Check out Argo CD documents for more details.

Advanced customization techniques #

The Helm chart does not aim to provide configuration options for all the possible deployment scenarios of the Operator. There are use cases for injecting common tools and/or sidecars in most enterprise environments that cannot be covered by public Helm charts.

Fortunately, post rendering in Helm gives you the ability to manually manipulate manifests before they are installed on a Kubernetes cluster. This allows users to use tools like kustomize to apply configuration changes without the need to fork public charts.

The GitHub repository for the Operator contains a simple example on how to augment the Operator Deployment with a fluent-bit sidecar container and adjust container resources using kustomize.

The example demonstrates that we can still use a values.yaml file to override the default Helm values for changing the log configuration, for example:


defaultConfiguration:
  ...
  log4j-operator.properties: |+
    rootLogger.appenderRef.file.ref = LogFile
    appender.file.name = LogFile
    appender.file.type = File
    appender.file.append = false
    appender.file.fileName = ${sys:log.file}
    appender.file.layout.type = PatternLayout
    appender.file.layout.pattern = %d{yyyy-MM-dd HH:mm:ss,SSS} %-5p %-60c %x - %m%n    

jvmArgs:
  webhook: "-Dlog.file=/opt/flink/log/webhook.log -Xms256m -Xmx256m"
  operator: "-Dlog.file=/opt/flink/log/operator.log -Xms2048m -Xmx2048m"

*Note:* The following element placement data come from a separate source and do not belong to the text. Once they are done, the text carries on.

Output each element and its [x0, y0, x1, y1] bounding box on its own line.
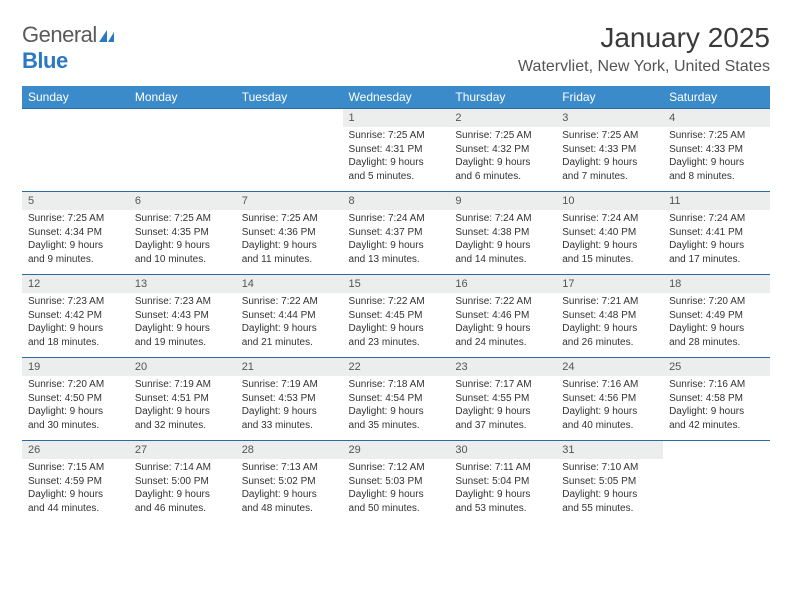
day-number: [663, 441, 770, 460]
daynum-row: 19202122232425: [22, 358, 770, 377]
day-detail: [236, 127, 343, 192]
col-mon: Monday: [129, 86, 236, 109]
day-number: 19: [22, 358, 129, 377]
daynum-row: 12131415161718: [22, 275, 770, 294]
col-wed: Wednesday: [343, 86, 450, 109]
day-detail: Sunrise: 7:14 AMSunset: 5:00 PMDaylight:…: [129, 459, 236, 523]
day-number: 1: [343, 109, 450, 128]
day-detail: Sunrise: 7:22 AMSunset: 4:45 PMDaylight:…: [343, 293, 450, 358]
day-detail: Sunrise: 7:16 AMSunset: 4:56 PMDaylight:…: [556, 376, 663, 441]
day-number: 20: [129, 358, 236, 377]
detail-row: Sunrise: 7:25 AMSunset: 4:34 PMDaylight:…: [22, 210, 770, 275]
day-detail: Sunrise: 7:16 AMSunset: 4:58 PMDaylight:…: [663, 376, 770, 441]
logo: General Blue: [22, 22, 117, 74]
logo-text: General Blue: [22, 22, 117, 74]
col-sun: Sunday: [22, 86, 129, 109]
day-detail: Sunrise: 7:24 AMSunset: 4:40 PMDaylight:…: [556, 210, 663, 275]
day-number: 24: [556, 358, 663, 377]
day-detail: Sunrise: 7:21 AMSunset: 4:48 PMDaylight:…: [556, 293, 663, 358]
header-bar: General Blue January 2025 Watervliet, Ne…: [22, 22, 770, 76]
col-fri: Friday: [556, 86, 663, 109]
day-number: 23: [449, 358, 556, 377]
day-number: 2: [449, 109, 556, 128]
detail-row: Sunrise: 7:25 AMSunset: 4:31 PMDaylight:…: [22, 127, 770, 192]
day-number: 22: [343, 358, 450, 377]
day-number: 10: [556, 192, 663, 211]
day-detail: [129, 127, 236, 192]
day-number: 13: [129, 275, 236, 294]
col-sat: Saturday: [663, 86, 770, 109]
day-number: 9: [449, 192, 556, 211]
day-detail: Sunrise: 7:25 AMSunset: 4:35 PMDaylight:…: [129, 210, 236, 275]
day-detail: Sunrise: 7:17 AMSunset: 4:55 PMDaylight:…: [449, 376, 556, 441]
day-number: 6: [129, 192, 236, 211]
day-number: 27: [129, 441, 236, 460]
day-number: 25: [663, 358, 770, 377]
detail-row: Sunrise: 7:15 AMSunset: 4:59 PMDaylight:…: [22, 459, 770, 523]
day-detail: Sunrise: 7:20 AMSunset: 4:49 PMDaylight:…: [663, 293, 770, 358]
month-title: January 2025: [518, 22, 770, 54]
day-detail: [663, 459, 770, 523]
day-number: 3: [556, 109, 663, 128]
logo-part1: General: [22, 22, 97, 47]
day-detail: Sunrise: 7:25 AMSunset: 4:36 PMDaylight:…: [236, 210, 343, 275]
day-detail: Sunrise: 7:19 AMSunset: 4:53 PMDaylight:…: [236, 376, 343, 441]
day-detail: Sunrise: 7:25 AMSunset: 4:33 PMDaylight:…: [663, 127, 770, 192]
detail-row: Sunrise: 7:23 AMSunset: 4:42 PMDaylight:…: [22, 293, 770, 358]
day-detail: [22, 127, 129, 192]
day-detail: Sunrise: 7:12 AMSunset: 5:03 PMDaylight:…: [343, 459, 450, 523]
day-number: 11: [663, 192, 770, 211]
calendar-body: 1234Sunrise: 7:25 AMSunset: 4:31 PMDayli…: [22, 109, 770, 524]
day-detail: Sunrise: 7:24 AMSunset: 4:37 PMDaylight:…: [343, 210, 450, 275]
day-number: [236, 109, 343, 128]
day-detail: Sunrise: 7:22 AMSunset: 4:44 PMDaylight:…: [236, 293, 343, 358]
detail-row: Sunrise: 7:20 AMSunset: 4:50 PMDaylight:…: [22, 376, 770, 441]
day-number: 4: [663, 109, 770, 128]
location-text: Watervliet, New York, United States: [518, 58, 770, 76]
day-number: 8: [343, 192, 450, 211]
day-number: 5: [22, 192, 129, 211]
day-detail: Sunrise: 7:15 AMSunset: 4:59 PMDaylight:…: [22, 459, 129, 523]
logo-part2: Blue: [22, 48, 68, 73]
day-number: [129, 109, 236, 128]
day-number: [22, 109, 129, 128]
day-number: 29: [343, 441, 450, 460]
day-number: 18: [663, 275, 770, 294]
day-detail: Sunrise: 7:22 AMSunset: 4:46 PMDaylight:…: [449, 293, 556, 358]
day-detail: Sunrise: 7:24 AMSunset: 4:41 PMDaylight:…: [663, 210, 770, 275]
day-detail: Sunrise: 7:10 AMSunset: 5:05 PMDaylight:…: [556, 459, 663, 523]
logo-sail-icon: [98, 29, 116, 43]
day-number: 21: [236, 358, 343, 377]
daynum-row: 567891011: [22, 192, 770, 211]
daynum-row: 1234: [22, 109, 770, 128]
col-tue: Tuesday: [236, 86, 343, 109]
day-detail: Sunrise: 7:13 AMSunset: 5:02 PMDaylight:…: [236, 459, 343, 523]
calendar-table: Sunday Monday Tuesday Wednesday Thursday…: [22, 86, 770, 523]
day-number: 15: [343, 275, 450, 294]
day-detail: Sunrise: 7:25 AMSunset: 4:34 PMDaylight:…: [22, 210, 129, 275]
daynum-row: 262728293031: [22, 441, 770, 460]
day-header-row: Sunday Monday Tuesday Wednesday Thursday…: [22, 86, 770, 109]
day-detail: Sunrise: 7:23 AMSunset: 4:43 PMDaylight:…: [129, 293, 236, 358]
day-number: 30: [449, 441, 556, 460]
day-detail: Sunrise: 7:20 AMSunset: 4:50 PMDaylight:…: [22, 376, 129, 441]
day-number: 16: [449, 275, 556, 294]
col-thu: Thursday: [449, 86, 556, 109]
day-detail: Sunrise: 7:19 AMSunset: 4:51 PMDaylight:…: [129, 376, 236, 441]
day-detail: Sunrise: 7:18 AMSunset: 4:54 PMDaylight:…: [343, 376, 450, 441]
day-detail: Sunrise: 7:25 AMSunset: 4:31 PMDaylight:…: [343, 127, 450, 192]
title-block: January 2025 Watervliet, New York, Unite…: [518, 22, 770, 76]
day-number: 17: [556, 275, 663, 294]
day-number: 7: [236, 192, 343, 211]
day-detail: Sunrise: 7:11 AMSunset: 5:04 PMDaylight:…: [449, 459, 556, 523]
day-number: 31: [556, 441, 663, 460]
day-number: 26: [22, 441, 129, 460]
day-detail: Sunrise: 7:25 AMSunset: 4:32 PMDaylight:…: [449, 127, 556, 192]
day-detail: Sunrise: 7:24 AMSunset: 4:38 PMDaylight:…: [449, 210, 556, 275]
day-number: 28: [236, 441, 343, 460]
day-number: 14: [236, 275, 343, 294]
day-number: 12: [22, 275, 129, 294]
day-detail: Sunrise: 7:25 AMSunset: 4:33 PMDaylight:…: [556, 127, 663, 192]
day-detail: Sunrise: 7:23 AMSunset: 4:42 PMDaylight:…: [22, 293, 129, 358]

But we cannot ingest our fluent-bit sidecar for example unless we patch the deployment using kustomize

################################################################################
#  Licensed to the Apache Software Foundation (ASF) under one
#  or more contributor license agreements.  See the NOTICE file
#  distributed with this work for additional information
#  regarding copyright ownership.  The ASF licenses this file
#  to you under the Apache License, Version 2.0 (the
#  "License"); you may not use this file except in compliance
#  with the License.  You may obtain a copy of the License at
#
#      http://www.apache.org/licenses/LICENSE-2.0
#
#  Unless required by applicable law or agreed to in writing, software
#  distributed under the License is distributed on an "AS IS" BASIS,
#  WITHOUT WARRANTIES OR CONDITIONS OF ANY KIND, either express or implied.
#  See the License for the specific language governing permissions and
# limitations under the License.
################################################################################

apiVersion: apps/v1
kind: Deployment
metadata:
  name: not-important
spec:
  template:
    spec:
      containers:
        - name: flink-kubernetes-operator
          volumeMounts:
            - name: flink-log
              mountPath: /opt/flink/log
          resources:
            requests:
              memory: "2.5Gi"
              cpu: "1000m"
            limits:
              memory: "2.5Gi"
              cpu: "2000m"
        - name: flink-webhook
          volumeMounts:
            - name: flink-log
              mountPath: /opt/flink/log
          resources:
            requests:
              memory: "0.5Gi"
              cpu: "200m"
            limits:
              memory: "0.5Gi"
              cpu: "500m"
        - name: fluentbit
          image: fluent/fluent-bit:1.8.12
          command: [ 'sh','-c','/fluent-bit/bin/fluent-bit -i tail -p path=/opt/flink/log/*.log -p multiline.parser=java -o stdout' ]
          volumeMounts:
            - name: flink-log
              mountPath: /opt/flink/log
      volumes:
        - name: flink-log
          emptyDir: { }

You can try out the example using the following command:

helm install flink-kubernetes-operator helm/flink-kubernetes-operator -f examples/kustomize/values.yaml --post-renderer examples/kustomize/render

By examining the sidecar output you should see that the logs from both containers are being processed from the shared folder:

[2022/04/06 10:04:36] [ info] [input:tail:tail.0] inotify_fs_add(): inode=3812411 watch_fd=1 name=/opt/flink/log/operator.log
[2022/04/06 10:04:36] [ info] [input:tail:tail.0] inotify_fs_add(): inode=3812412 watch_fd=2 name=/opt/flink/log/webhook.log

Check out the kustomize repo for more advanced examples.

Please note that post-render mechanism will always override the Helm template values.